Mal podia com o que agora lhe mostravam, na circuntristeza: o um
horizonte, homens no trabalho de terraplenagem, os caminhões de
cascalho, as vagas árvores, um ribeirão de águas cinzentas, o
velame-do-campo apenas uma planta desbotada, o encantamento morto e
sem pássaros, o ar cheio de poeira. Sua fadiga, de impedida emoção,
formava um medo secreto: descobria o possível de outras
adversidades, no mundo maquinal, no hostil espaço; e que entre o
contentamento e a desilusão, na balança infidelíssima, quase nada
medeia. Abaixava a cabecinha.
Ali
fabricava-se o grande chão do aeroporto — transitavam no extenso
as compressoras, caçambas, cilindros, o carneiro socando com seus
dentes de pilões, as betumadoras. E como haviam cortado lá o mato?

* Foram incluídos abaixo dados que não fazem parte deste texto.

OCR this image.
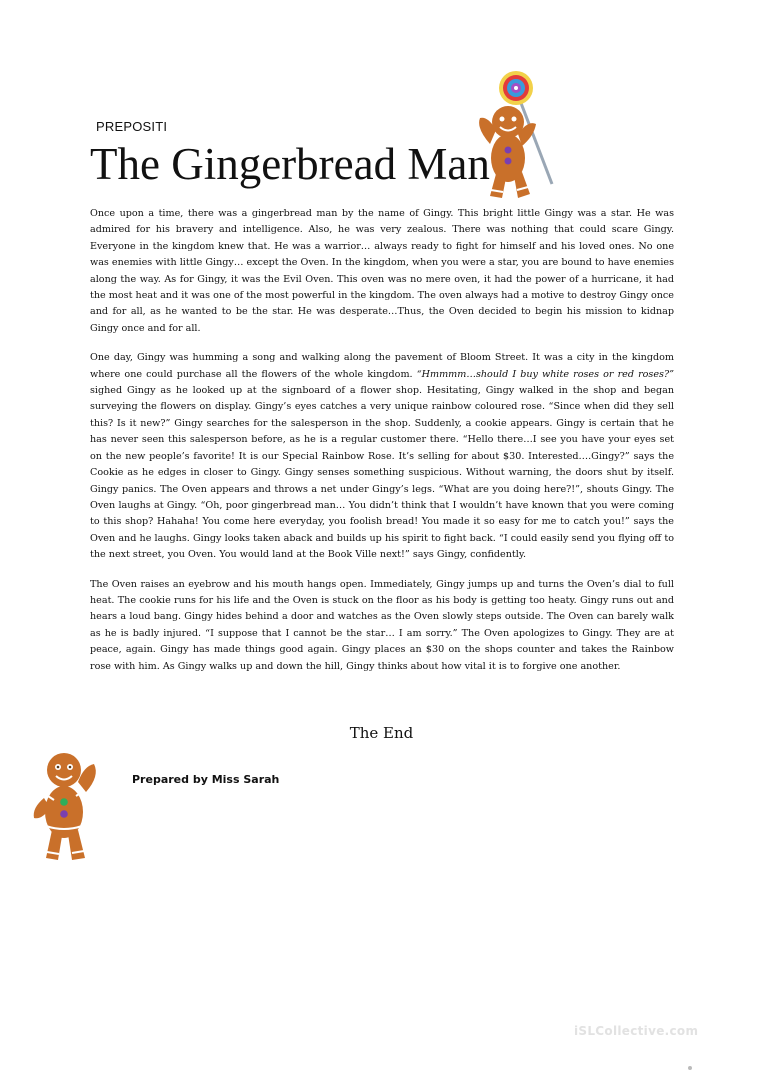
PREPOSITI
The Gingerbread Man

Once upon a time, there was a gingerbread man by the name of Gingy. This bright little Gingy was a star. He was admired for his bravery and intelligence. Also, he was very zealous. There was nothing that could scare Gingy. Everyone in the kingdom knew that. He was a warrior… always ready to fight for himself and his loved ones. No one was enemies with little Gingy… except the Oven. In the kingdom, when you were a star, you are bound to have enemies along the way. As for Gingy, it was the Evil Oven. This oven was no mere oven, it had the power of a hurricane, it had the most heat and it was one of the most powerful in the kingdom. The oven always had a motive to destroy Gingy once and for all, as he wanted to be the star. He was desperate…Thus, the Oven decided to begin his mission to kidnap Gingy once and for all.

One day, Gingy was humming a song and walking along the pavement of Bloom Street. It was a city in the kingdom where one could purchase all the flowers of the whole kingdom. “Hmmmm…should I buy white roses or red roses?” sighed Gingy as he looked up at the signboard of a flower shop. Hesitating, Gingy walked in the shop and began surveying the flowers on display. Gingy’s eyes catches a very unique rainbow coloured rose. “Since when did they sell this? Is it new?” Gingy searches for the salesperson in the shop. Suddenly, a cookie appears. Gingy is certain that he has never seen this salesperson before, as he is a regular customer there. “Hello there…I see you have your eyes set on the new people’s favorite! It is our Special Rainbow Rose. It’s selling for about $30. Interested….Gingy?” says the Cookie as he edges in closer to Gingy. Gingy senses something suspicious. Without warning, the doors shut by itself. Gingy panics. The Oven appears and throws a net under Gingy’s legs. “What are you doing here?!”, shouts Gingy. The Oven laughs at Gingy. “Oh, poor gingerbread man… You didn’t think that I wouldn’t have known that you were coming to this shop? Hahaha! You come here everyday, you foolish bread! You made it so easy for me to catch you!” says the Oven and he laughs. Gingy looks taken aback and builds up his spirit to fight back. “I could easily send you flying off to the next street, you Oven. You would land at the Book Ville next!” says Gingy, confidently.

The Oven raises an eyebrow and his mouth hangs open. Immediately, Gingy jumps up and turns the Oven’s dial to full heat. The cookie runs for his life and the Oven is stuck on the floor as his body is getting too heaty. Gingy runs out and hears a loud bang. Gingy hides behind a door and watches as the Oven slowly steps outside. The Oven can barely walk as he is badly injured. “I suppose that I cannot be the star… I am sorry.” The Oven apologizes to Gingy. They are at peace, again. Gingy has made things good again. Gingy places an $30 on the shops counter and takes the Rainbow rose with him. As Gingy walks up and down the hill, Gingy thinks about how vital it is to forgive one another.

The End
Prepared by Miss Sarah
iSLCollective.com
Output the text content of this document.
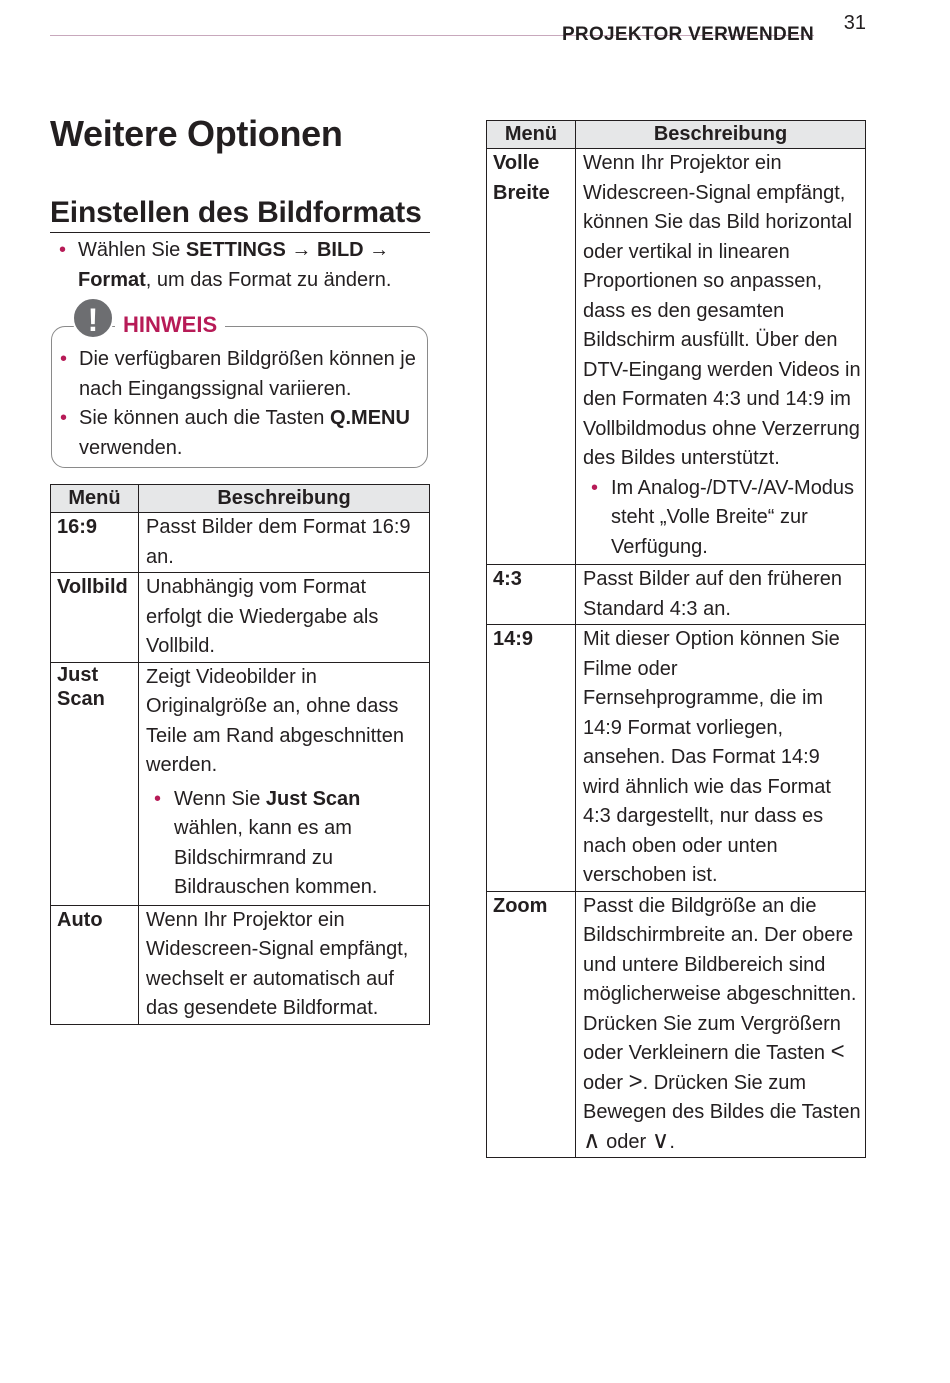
PROJEKTOR VERWENDEN
31
Weitere Optionen
Einstellen des Bildformats
• Wählen Sie SETTINGS → BILD → Format, um das Format zu ändern.
!	HINWEIS
• Die verfügbaren Bildgrößen können je nach Eingangssignal variieren.
• Sie können auch die Tasten Q.MENU verwenden.
Menü	Beschreibung
16:9	Passt Bilder dem Format 16:9 an.
Vollbild	Unabhängig vom Format erfolgt die Wiedergabe als Vollbild.
Just Scan	Zeigt Videobilder in Originalgröße an, ohne dass Teile am Rand abgeschnitten werden.
• Wenn Sie Just Scan wählen, kann es am Bildschirmrand zu Bildrauschen kommen.

Auto	Wenn Ihr Projektor ein Widescreen-Signal empfängt, wechselt er automatisch auf das gesendete Bildformat.
Menü	Beschreibung
Volle Breite	Wenn Ihr Projektor ein Widescreen-Signal empfängt, können Sie das Bild horizontal oder vertikal in linearen Proportionen so anpassen, dass es den gesamten Bildschirm ausfüllt. Über den DTV-Eingang werden Videos in den Formaten 4:3 und 14:9 im Vollbildmodus ohne Verzerrung des Bildes unterstützt.
• Im Analog-/DTV-/AV-Modus steht „Volle Breite“ zur Verfügung.

4:3	Passt Bilder auf den früheren Standard 4:3 an.
14:9	Mit dieser Option können Sie Filme oder Fernsehprogramme, die im 14:9 Format vorliegen, ansehen. Das Format 14:9 wird ähnlich wie das Format 4:3 dargestellt, nur dass es nach oben oder unten verschoben ist.
Zoom	Passt die Bildgröße an die Bildschirmbreite an. Der obere und untere Bildbereich sind möglicherweise abgeschnitten.
Drücken Sie zum Vergrößern oder Verkleinern die Tasten < oder >. Drücken Sie zum Bewegen des Bildes die Tasten ∧ oder ∨.
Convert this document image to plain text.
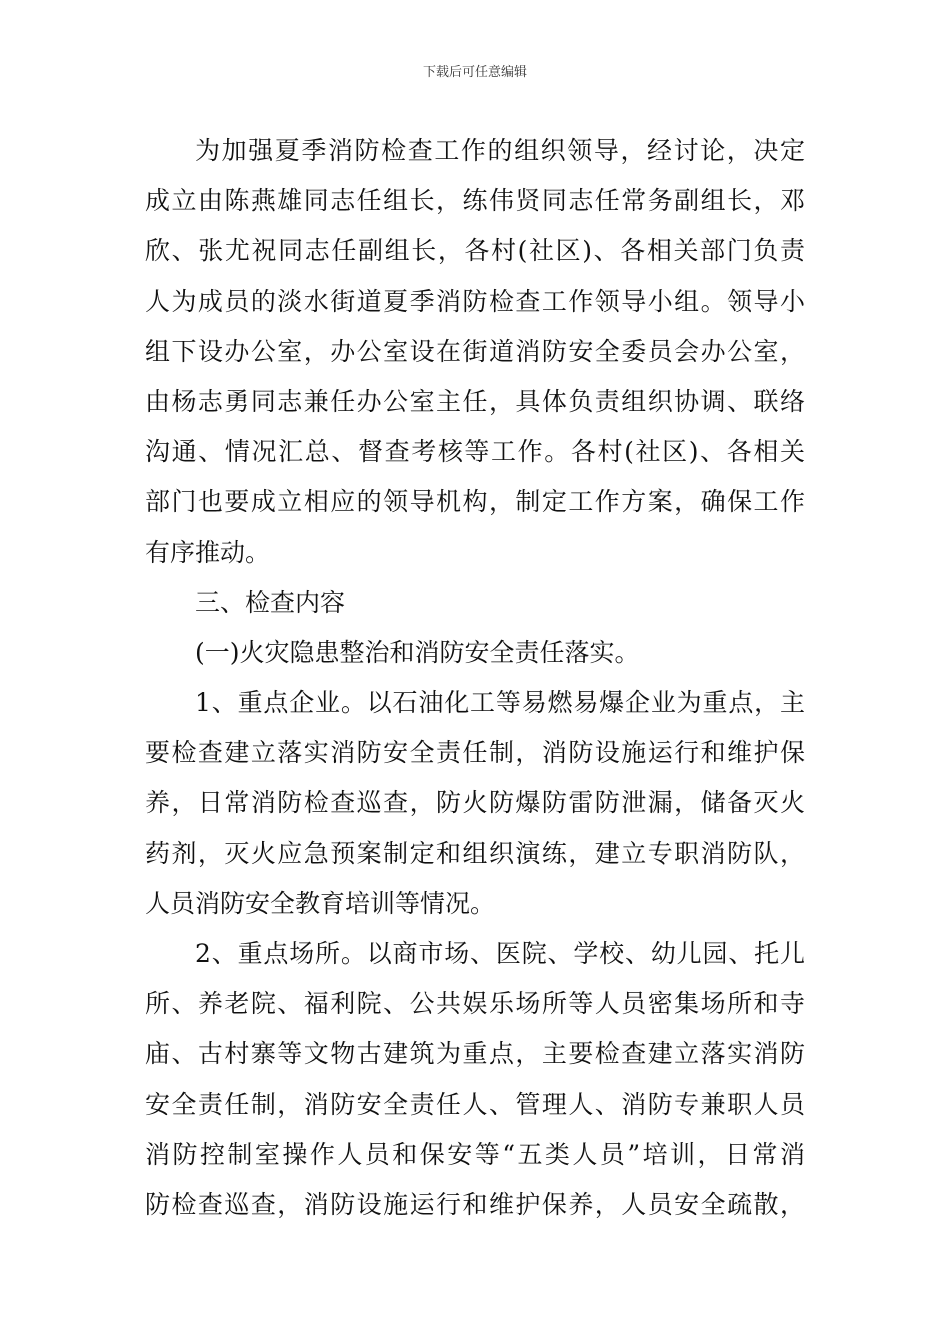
下载后可任意编辑
为加强夏季消防检查工作的组织领导，经讨论，决定
成立由陈燕雄同志任组长，练伟贤同志任常务副组长，邓
欣、张尤祝同志任副组长，各村(社区)、各相关部门负责
人为成员的淡水街道夏季消防检查工作领导小组。领导小
组下设办公室，办公室设在街道消防安全委员会办公室，
由杨志勇同志兼任办公室主任，具体负责组织协调、联络
沟通、情况汇总、督查考核等工作。各村(社区)、各相关
部门也要成立相应的领导机构，制定工作方案，确保工作
有序推动。
三、检查内容
(一)火灾隐患整治和消防安全责任落实。
1、重点企业。以石油化工等易燃易爆企业为重点，主
要检查建立落实消防安全责任制，消防设施运行和维护保
养，日常消防检查巡查，防火防爆防雷防泄漏，储备灭火
药剂，灭火应急预案制定和组织演练，建立专职消防队，
人员消防安全教育培训等情况。
2、重点场所。以商市场、医院、学校、幼儿园、托儿
所、养老院、福利院、公共娱乐场所等人员密集场所和寺
庙、古村寨等文物古建筑为重点，主要检查建立落实消防
安全责任制，消防安全责任人、管理人、消防专兼职人员
消防控制室操作人员和保安等“五类人员”培训，日常消
防检查巡查，消防设施运行和维护保养，人员安全疏散，
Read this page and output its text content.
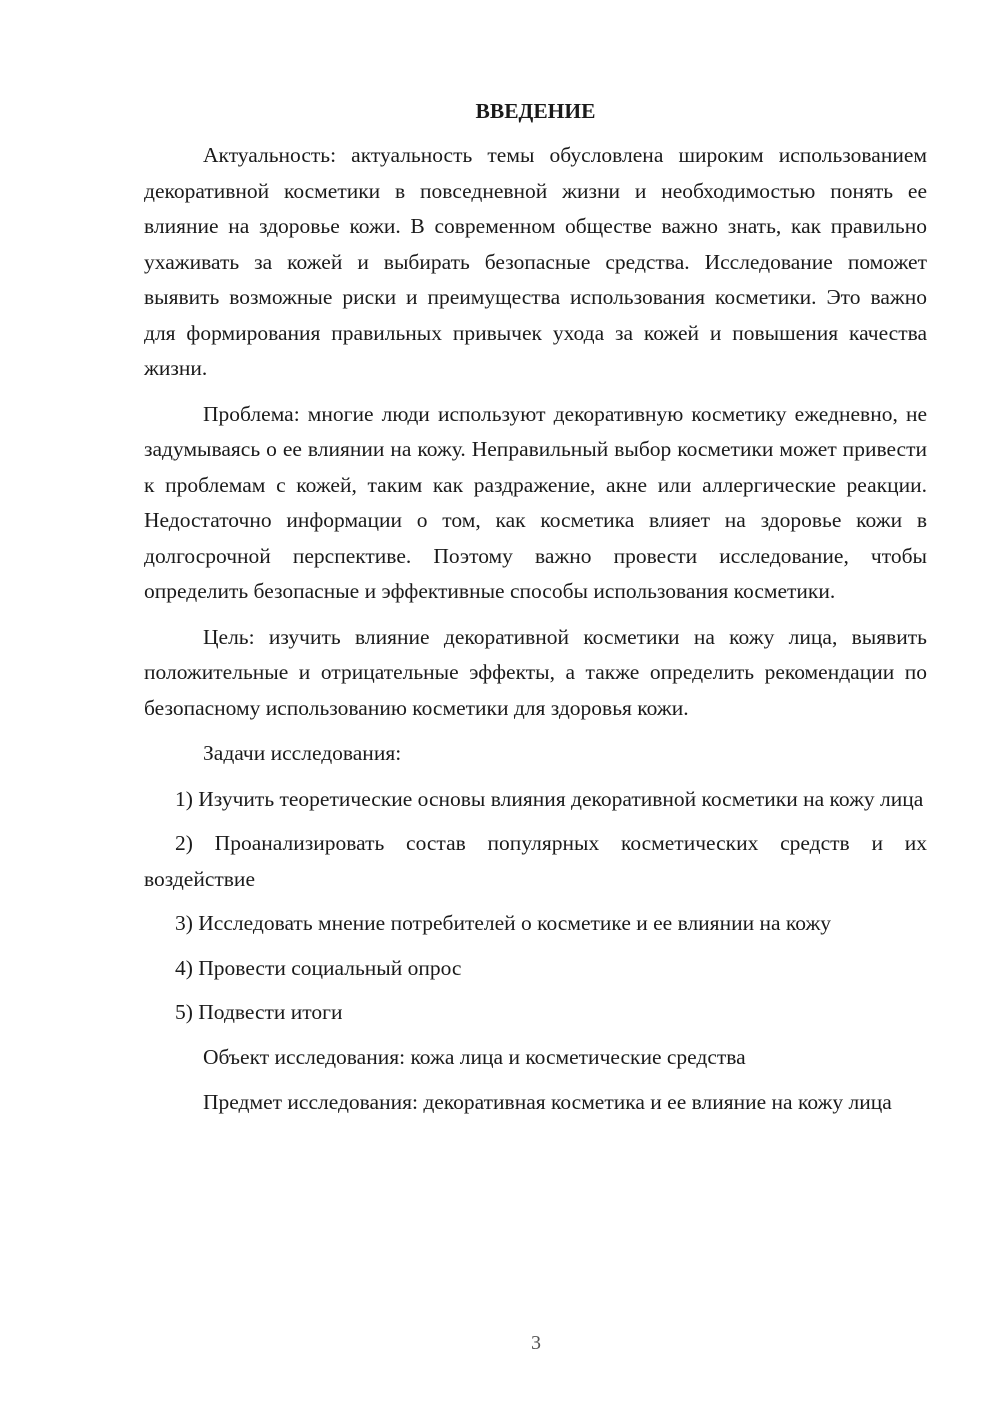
ВВЕДЕНИЕ

Актуальность: актуальность темы обусловлена широким использованием декоративной косметики в повседневной жизни и необходимостью понять ее влияние на здоровье кожи. В современном обществе важно знать, как правильно ухаживать за кожей и выбирать безопасные средства. Исследование поможет выявить возможные риски и преимущества использования косметики. Это важно для формирования правильных привычек ухода за кожей и повышения качества жизни.

Проблема: многие люди используют декоративную косметику ежедневно, не задумываясь о ее влиянии на кожу. Неправильный выбор косметики может привести к проблемам с кожей, таким как раздражение, акне или аллергические реакции. Недостаточно информации о том, как косметика влияет на здоровье кожи в долгосрочной перспективе. Поэтому важно провести исследование, чтобы определить безопасные и эффективные способы использования косметики.

Цель: изучить влияние декоративной косметики на кожу лица, выявить положительные и отрицательные эффекты, а также определить рекомендации по безопасному использованию косметики для здоровья кожи.

Задачи исследования:

1) Изучить теоретические основы влияния декоративной косметики на кожу лица

2) Проанализировать состав популярных косметических средств и их воздействие

3) Исследовать мнение потребителей о косметике и ее влиянии на кожу

4) Провести социальный опрос

5) Подвести итоги

Объект исследования: кожа лица и косметические средства

Предмет исследования: декоративная косметика и ее влияние на кожу лица

3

— a Tia perguntou. Mostraram-lhe a derrubadora, que havia também:
com à frente uma lâmina espessa, feito limpa-trilhos, à espécie
de machado. Queria ver? Indicou-se uma árvore: simples, sem nem
notável aspecto, à orla da área matagal. O homenzinho tratorista
tinha um toco de cigarro na boca. A coisa pôs-se em movimento. Reta,
até que devagar. A árvore, de poucos galhos no alto, fresca, de
casca clara... e foi só o chofre: ruh... sobre o instante ela para
lá se caiu, toda, toda. Trapeara tão bela. Sem nem se poder apanhar
com os olhos o acertamento — o inaudito choque — o pulso da
pancada. O Menino fez ascas. Olhou o céu — atônito de azul. Ele
tremia. A árvore, que morrera tanto. A limpa esguiez do tronco e o
marulho imediato e final de seus ramos — da parte de nada. Guardou
dentro da pedra.
V
De
volta, não queria sair mais ao terreirinho, lá era uma saudade
abandonada, um incerto remorso. Nem ele sabia bem. Seu
pensamentozinho estava ainda na fase hieroglífica. Mas foi, depois
do jantar. E — a nem espetaculosa surpresa — viu-o, suave
inesperado: o peru, ali estava! Oh, não. Não era o mesmo. Menor,
menos muito. Tinha o coral, a arrecauda, a escova, o grugrulhar
grufo, mas faltava em sua penosa elegância o recacho, o englobo, a
beleza esticada do primeiro. Sua chegada e presença, em todo o caso,
um pouco consolavam.
Tudo
se amaciava na tristeza. Até o dia; isto era: já o vir da noite.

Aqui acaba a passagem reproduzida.